Reading about the whole Bernie Madoff billion-dollar Ponzi scheme made me think: How can you protect yourself from putting your money into a Ponzi scheme?
The best way to avoid being taken by a confidence scheme, although not guaranteed, is to get inside the mind of a Ponzi-Scheme manager. Find out how they run their business and then you can more easily see the warning signs.
A Ponzi scheme, named for underground financier Charles Ponzi, is simply using money from new investors to pay off previous investors, sort of like the Social Security system without the press and the AARP to back it up.
To get your Ponzi scheme running, you should do the following:
Offer nearly-impossible returns to new investors.
The less astute Ponzi schemers will usually offer extremely high rates of return, but they often attract attention and get discovered quickly. Madoff’s rate of return was small–8 percent or so–but it was so consistently 8 percent that alarm flags should have been raised.

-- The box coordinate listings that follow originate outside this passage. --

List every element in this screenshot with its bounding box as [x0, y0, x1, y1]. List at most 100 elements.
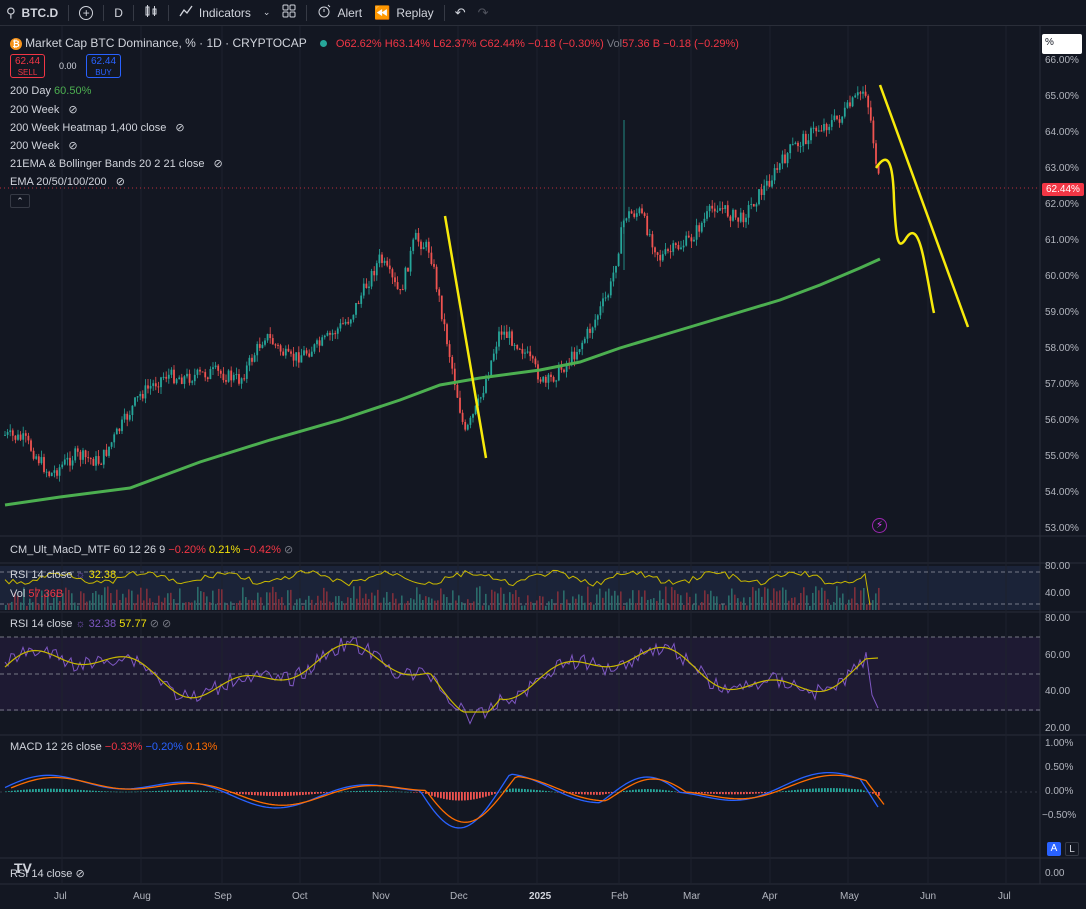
templates-button[interactable] [276, 0, 302, 26]
collapse-legend-button[interactable]: ⌃ [10, 194, 30, 208]
candles-icon [144, 4, 158, 21]
macd-hist-bar [776, 791, 778, 793]
indicators-button[interactable]: Indicators ⌄ [173, 0, 277, 26]
sell-button[interactable]: 62.44 SELL [10, 54, 45, 78]
study-heatmap[interactable]: 200 Week Heatmap 1,400 close ⊘ [10, 121, 185, 134]
candle-body [438, 289, 441, 296]
macd-hist-bar [713, 792, 715, 794]
macd-hist-bar [797, 789, 799, 792]
eye-off-icon[interactable]: ⊘ [213, 158, 223, 170]
status-dot-icon [319, 40, 327, 47]
axis-label: 80.00 [1045, 561, 1071, 572]
chart-canvas[interactable] [0, 26, 1086, 909]
high-value: H63.14% [384, 38, 431, 50]
volume-bar [794, 597, 796, 610]
candle-body [409, 250, 412, 272]
candle-body [521, 349, 524, 354]
volume-bar [587, 586, 589, 610]
candle-body [417, 232, 420, 242]
candle-body [30, 440, 32, 451]
candle-body [682, 245, 685, 248]
candle-body [92, 458, 95, 466]
price-axis-label: 61.00% [1045, 235, 1079, 246]
candle-body [669, 251, 672, 253]
volume-bar [107, 586, 109, 610]
volume-bar [584, 602, 586, 610]
candle-body [152, 383, 155, 386]
candle-body [282, 351, 285, 356]
interval-button[interactable]: D [108, 0, 129, 26]
candle-body [508, 331, 511, 338]
macd-hist-bar [29, 789, 31, 792]
low-value: L62.37% [433, 38, 477, 50]
study-200week-2[interactable]: 200 Week ⊘ [10, 139, 78, 152]
candle-body [204, 372, 207, 378]
candle-body [43, 457, 45, 472]
macd-hist-bar [383, 791, 385, 792]
study-ma200d[interactable]: 200 Day 60.50% [10, 85, 91, 97]
volume-bar [446, 597, 448, 610]
macd-hist-bar [173, 790, 175, 792]
replay-label: Replay [396, 5, 434, 20]
eye-off-icon[interactable]: ⊘ [175, 122, 185, 134]
axis-label: 60.00 [1045, 650, 1071, 661]
eye-off-icon[interactable]: ⊘ [68, 140, 78, 152]
price-scale-unit[interactable]: % [1042, 34, 1082, 54]
macd-hist-bar [749, 792, 751, 794]
volume-bar [335, 596, 337, 610]
compare-button[interactable]: + [73, 0, 99, 26]
eye-off-icon[interactable]: ⊘ [68, 104, 78, 116]
log-scale-button[interactable]: L [1065, 842, 1079, 856]
candle-body [110, 442, 113, 447]
symbol-search-button[interactable]: ⚲ BTC.D [0, 0, 64, 26]
candle-body [37, 456, 40, 464]
study-ema[interactable]: EMA 20/50/100/200 ⊘ [10, 175, 125, 188]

Hide behind social connections.
Madoff was a member of the financial establishment and he worked them over more than he did his investors.
Make sure you are the custodian of your investors’ funds.
You’ll need to issue false statements. To do that, you should be the custodian of your investors accounts. A simpler way to explain it, according to the Brett Arends of the Wall Street Journal:
“If your adviser manages your investments, but the funds are actually held at, say, Charles Schwab or Fidelity, it’s almost impossible for him or her to run a Ponzi scheme.”
Resist transparency
Make sure you pick investors who don’t insist on transparency. If they insist on information, baffle them with B.S. by citing the level of “trust” you have with your investors. Or, simply fill them with a mind-dulling array of investment statistics and number-crunching.
Finally, insist on picking investors for your scheme that don’t want to play a role in their own wealth-generation. Even though independent investors are busier than ever, technology, like Automated Trading systems, are making it easier for them to be independent of financial managers.
As this technology grows, we hope Ponzi scheme managers find it more difficult to dupe new investors.